2. The advancement of a plan to provide at least three years of teaching in all three official languages of the province. This refers to languages as subjects and is a plan to ensure that all learners will have at least a basic communicative competence in all three languages before the end of the General Education and Training band (ie grades 1 - 9).
All schools across the province will be asked to examine their enrolment, their staffing and their timetables to set out policies and plans for the short, medium and long term. Even schools with a single medium of instruction need to have plans to advance multilingualism in terms of the national Language in Education Policy of 1997. Schools continue to have the right to set their own language of learning and teaching according to the South African Schools' Act,
Says MEC Dugmore: "The education department will be setting up an information and advocacy programme to support schools and parents in this year of getting ready.
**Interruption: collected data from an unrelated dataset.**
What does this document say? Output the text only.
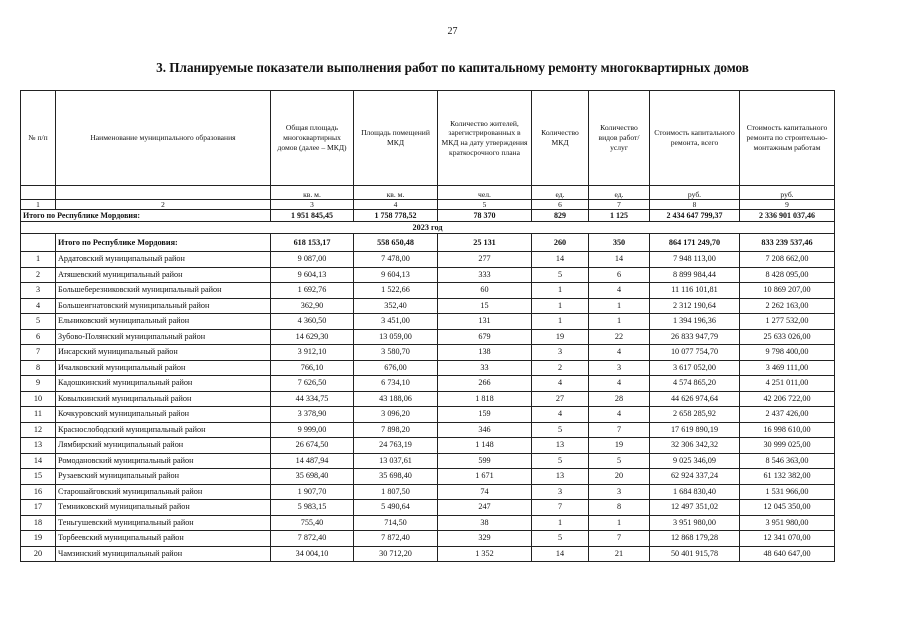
27
3. Планируемые показатели выполнения работ по капитальному ремонту многоквартирных домов
№ п/п	Наименование муниципального образования	Общая площадь многоквартирных домов (далее – МКД)	Площадь помещений МКД	Количество жителей, зарегистрированных в МКД на дату утверждения краткосрочного плана	Количество МКД	Количество видов работ/услуг	Стоимость капитального ремонта, всего	Стоимость капитального ремонта по строительно-монтажным работам
		кв. м.	кв. м.	чел.	ед.	ед.	руб.	руб.
1	2	3	4	5	6	7	8	9
Итого по Республике Мордовия:		1 951 845,45	1 758 778,52	78 370	829	1 125	2 434 647 799,37	2 336 901 037,46
2023 год								
	Итого по Республике Мордовия:	618 153,17	558 650,48	25 131	260	350	864 171 249,70	833 239 537,46
1	Ардатовский муниципальный район	9 087,00	7 478,00	277	14	14	7 948 113,00	7 208 662,00
2	Атяшевский муниципальный район	9 604,13	9 604,13	333	5	6	8 899 984,44	8 428 095,00
3	Большеберезниковский муниципальный район	1 692,76	1 522,66	60	1	4	11 116 101,81	10 869 207,00
4	Большеигнатовский муниципальный район	362,90	352,40	15	1	1	2 312 190,64	2 262 163,00
5	Ельниковский муниципальный район	4 360,50	3 451,00	131	1	1	1 394 196,36	1 277 532,00
6	Зубово-Полянский муниципальный район	14 629,30	13 059,00	679	19	22	26 833 947,79	25 633 026,00
7	Инсарский муниципальный район	3 912,10	3 580,70	138	3	4	10 077 754,70	9 798 400,00
8	Ичалковский муниципальный район	766,10	676,00	33	2	3	3 617 052,00	3 469 111,00
9	Кадошкинский муниципальный район	7 626,50	6 734,10	266	4	4	4 574 865,20	4 251 011,00
10	Ковылкинский муниципальный район	44 334,75	43 188,06	1 818	27	28	44 626 974,64	42 206 722,00
11	Кочкуровский муниципальный район	3 378,90	3 096,20	159	4	4	2 658 285,92	2 437 426,00
12	Краснослободский муниципальный район	9 999,00	7 898,20	346	5	7	17 619 890,19	16 998 610,00
13	Лямбирский муниципальный район	26 674,50	24 763,19	1 148	13	19	32 306 342,32	30 999 025,00
14	Ромодановский муниципальный район	14 487,94	13 037,61	599	5	5	9 025 346,09	8 546 363,00
15	Рузаевский муниципальный район	35 698,40	35 698,40	1 671	13	20	62 924 337,24	61 132 382,00
16	Старошайговский муниципальный район	1 907,70	1 807,50	74	3	3	1 684 830,40	1 531 966,00
17	Темниковский муниципальный район	5 983,15	5 490,64	247	7	8	12 497 351,02	12 045 350,00
18	Теньгушевский муниципальный район	755,40	714,50	38	1	1	3 951 980,00	3 951 980,00
19	Торбеевский муниципальный район	7 872,40	7 872,40	329	5	7	12 868 179,28	12 341 070,00
20	Чамзинский муниципальный район	34 004,10	30 712,20	1 352	14	21	50 401 915,78	48 640 647,00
"The idea behind the transformation is that schools will voluntarily take up the issues, especially once the advocacy programme brings to the attention of parents the vital connection between laying a good conceptual foundation in the mother-tongue and then adding on to that an additional language or even two additional languages.
"We know that English is the language of admission to the global market and we are not talking about either isiXhosa or English. We are talking about both the good teaching of isiXhosa and the good teaching of English or good teaching of Afrikaans.
"If the parents want it then it will be good Afrikaans and good isiXhosa. Our test results for learners who are not being taught in their mother tongue speak for themselves. The time has come for tackling this matter head-on and that is what we are doing.
"I see this as building the province as a learning home for all, for breaking down the divisions between speakers of different languages and, in fact, making a direct contribution to economic growth and development.
"The plan informs our provincial Literacy and Numeracy strategy and should also help parents' confidence about the value of neighbourhood schooling,
"The plan does not expect an instant, burdensome or costly switch. The idea is for the changes to be made incrementally. The real point is that we must make a start. We must put our weight behind the arguments for better educational and life prospects for learners by extending the use of the mother-tongue for longer than the current practice.
"The second target is important because it makes good nation-building and economic sense for us to learn one another's languages. We are talking about language status here. The status of language and the status of its speakers are tightly linked.
"To date it has been expected of speakers of isi-Xhosa to learn English. The move of the WCED will go a long way to shift power more equitably and fits in with the language policy of the province, which has three official languages.
"The plan was announced in a circular sent to schools this week. Before the end of the term the principal, governing body chairperson and a teacher from each school in the province will have attended an orientation workshop.
"The first workshop for schools will be held in Knysna on Monday. Language experts in the province have thrown their weight behind the developments as have teacher unions and school governing body associations. I am also happy to note that publishers are part of the process, because at the moment there are no text books in isiXhosa beyond Grade 3 level.
"I am so serious about the transformation of languages in education, that I have seconded a respected language expert and WCED official Anne Schlebusch to my office, to oversee this venture."